A recent survey sent to the 2,700 members of ASNR revealed that 63% of responding neuroradiologists are interested in utilizing an AI-based quantitative tool to aid in ARIA detection and longitudinal follow-up. Multiple vendors are working to develop quantitative ARIA screening solutions to aid neuroradiologists in efficient and accurate ARIA segmentation (Figures 7-9) and reporting (Figure 10).¹² These products should detect and quantify ARIA-H and measure the volume of ARIA-E, as well as highlight changes that occur during surveillance.¹² It is anticipated that the tools will provide standardized classification and automated ARIA grading, eg, mild, moderate, or severe.

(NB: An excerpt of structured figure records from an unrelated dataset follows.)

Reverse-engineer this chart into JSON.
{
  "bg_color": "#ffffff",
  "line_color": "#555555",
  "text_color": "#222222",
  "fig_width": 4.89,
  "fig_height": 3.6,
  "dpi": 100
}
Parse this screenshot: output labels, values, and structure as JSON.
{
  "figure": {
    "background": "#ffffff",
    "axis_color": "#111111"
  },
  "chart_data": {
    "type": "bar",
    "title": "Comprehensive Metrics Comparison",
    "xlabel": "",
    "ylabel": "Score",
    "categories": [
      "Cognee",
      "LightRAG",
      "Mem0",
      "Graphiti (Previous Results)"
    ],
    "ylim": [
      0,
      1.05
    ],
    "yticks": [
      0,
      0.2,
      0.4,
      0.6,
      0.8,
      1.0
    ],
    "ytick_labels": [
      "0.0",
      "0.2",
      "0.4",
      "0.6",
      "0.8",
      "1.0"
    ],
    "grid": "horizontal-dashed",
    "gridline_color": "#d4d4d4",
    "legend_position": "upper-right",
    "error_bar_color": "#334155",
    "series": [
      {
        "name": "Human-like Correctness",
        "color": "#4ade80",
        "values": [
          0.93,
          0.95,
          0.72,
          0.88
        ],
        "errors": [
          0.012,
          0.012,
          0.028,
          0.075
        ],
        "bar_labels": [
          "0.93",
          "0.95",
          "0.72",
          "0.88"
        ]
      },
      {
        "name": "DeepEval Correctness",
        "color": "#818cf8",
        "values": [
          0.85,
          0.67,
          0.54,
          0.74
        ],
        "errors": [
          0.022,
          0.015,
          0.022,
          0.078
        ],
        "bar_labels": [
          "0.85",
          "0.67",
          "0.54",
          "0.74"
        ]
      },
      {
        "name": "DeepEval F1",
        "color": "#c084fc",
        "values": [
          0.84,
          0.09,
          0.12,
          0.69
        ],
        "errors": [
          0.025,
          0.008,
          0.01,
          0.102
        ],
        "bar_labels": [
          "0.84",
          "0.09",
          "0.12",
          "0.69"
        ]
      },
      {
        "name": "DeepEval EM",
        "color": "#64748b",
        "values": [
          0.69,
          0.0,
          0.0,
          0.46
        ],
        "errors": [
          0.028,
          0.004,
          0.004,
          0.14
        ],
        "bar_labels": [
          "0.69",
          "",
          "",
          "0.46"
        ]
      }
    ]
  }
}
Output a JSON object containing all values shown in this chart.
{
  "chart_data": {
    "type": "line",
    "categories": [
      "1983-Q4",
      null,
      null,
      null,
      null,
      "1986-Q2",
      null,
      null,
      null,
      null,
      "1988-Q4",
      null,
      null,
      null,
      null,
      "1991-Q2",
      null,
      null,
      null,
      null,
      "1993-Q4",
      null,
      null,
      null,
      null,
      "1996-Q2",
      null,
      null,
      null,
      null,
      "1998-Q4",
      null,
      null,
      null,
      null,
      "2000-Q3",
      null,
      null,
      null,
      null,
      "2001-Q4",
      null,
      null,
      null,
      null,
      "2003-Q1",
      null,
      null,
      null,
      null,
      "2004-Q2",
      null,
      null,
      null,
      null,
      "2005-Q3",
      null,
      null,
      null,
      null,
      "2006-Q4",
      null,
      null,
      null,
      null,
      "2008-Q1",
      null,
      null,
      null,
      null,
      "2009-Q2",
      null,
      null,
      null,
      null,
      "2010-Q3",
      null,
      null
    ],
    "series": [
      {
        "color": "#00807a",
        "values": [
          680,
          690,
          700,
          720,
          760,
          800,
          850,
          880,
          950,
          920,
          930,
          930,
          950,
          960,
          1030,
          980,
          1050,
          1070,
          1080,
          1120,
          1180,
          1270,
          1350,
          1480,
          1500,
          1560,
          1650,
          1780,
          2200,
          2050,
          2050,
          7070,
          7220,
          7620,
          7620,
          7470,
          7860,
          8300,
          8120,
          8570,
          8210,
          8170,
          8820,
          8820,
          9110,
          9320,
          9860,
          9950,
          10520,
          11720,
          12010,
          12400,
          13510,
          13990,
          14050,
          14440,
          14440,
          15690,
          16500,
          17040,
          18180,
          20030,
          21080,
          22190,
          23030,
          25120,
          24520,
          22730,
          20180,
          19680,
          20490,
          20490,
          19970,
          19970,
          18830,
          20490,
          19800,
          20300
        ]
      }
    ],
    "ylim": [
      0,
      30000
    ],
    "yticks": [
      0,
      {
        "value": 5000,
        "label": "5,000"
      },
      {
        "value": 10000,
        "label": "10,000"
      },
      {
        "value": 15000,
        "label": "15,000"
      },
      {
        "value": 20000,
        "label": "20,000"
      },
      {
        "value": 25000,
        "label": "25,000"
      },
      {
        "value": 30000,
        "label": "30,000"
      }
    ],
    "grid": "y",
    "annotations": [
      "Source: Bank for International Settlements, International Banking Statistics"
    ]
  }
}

The TRAILBLAZER-ALZ 2 trial found better preservation of brain volumetry in the treatment limb than in the placebo limb,⁵ so quantitative assessment of brain volumes (Figure 11) may also be beneficial as a quantitative structural biomarker in determining longitudinal treatment efficacy.¹⁸ In the interest of enhancing workflow, prepopulated quantitative MRI (QMRI) reporting templates may facilitate standardization and efficiency.¹⁸

New CPT Codes for QMRI

The American Medical Association issued new CPT Category III codes, 0865T and 0866T, for QMRI analysis of the brain in July 2023, representing a significant milestone in enhancing AD diagnosis and, more importantly, improving patient care.¹⁹ These vendor-neutral, standardized temporary codes, which take effect Jan. 1, 2024, will hopefully create a path to reimbursement for comprehensive QMRI analysis for lesion identification, characterization, and quantification, as well as for brain volumetry. As is typically the case with novel codes, payments are expected to be inconsistent initially. Billing studies correctly under these codes, rather than employing common workarounds, is important for driving conversion to Category I and universal payment.

Agility Required

It is becoming increasingly apparent that the dynamic landscape of AD diagnosis and treatment is profoundly impacting healthcare. Neuroradiologists will play a key role in clinical decision making regarding patient eligibility for and continuance of DMT. Radiologists and their enterprises will require the agility to quickly adapt to changing demands and opportunities at this pivotal time in AD diagnosis and treatment.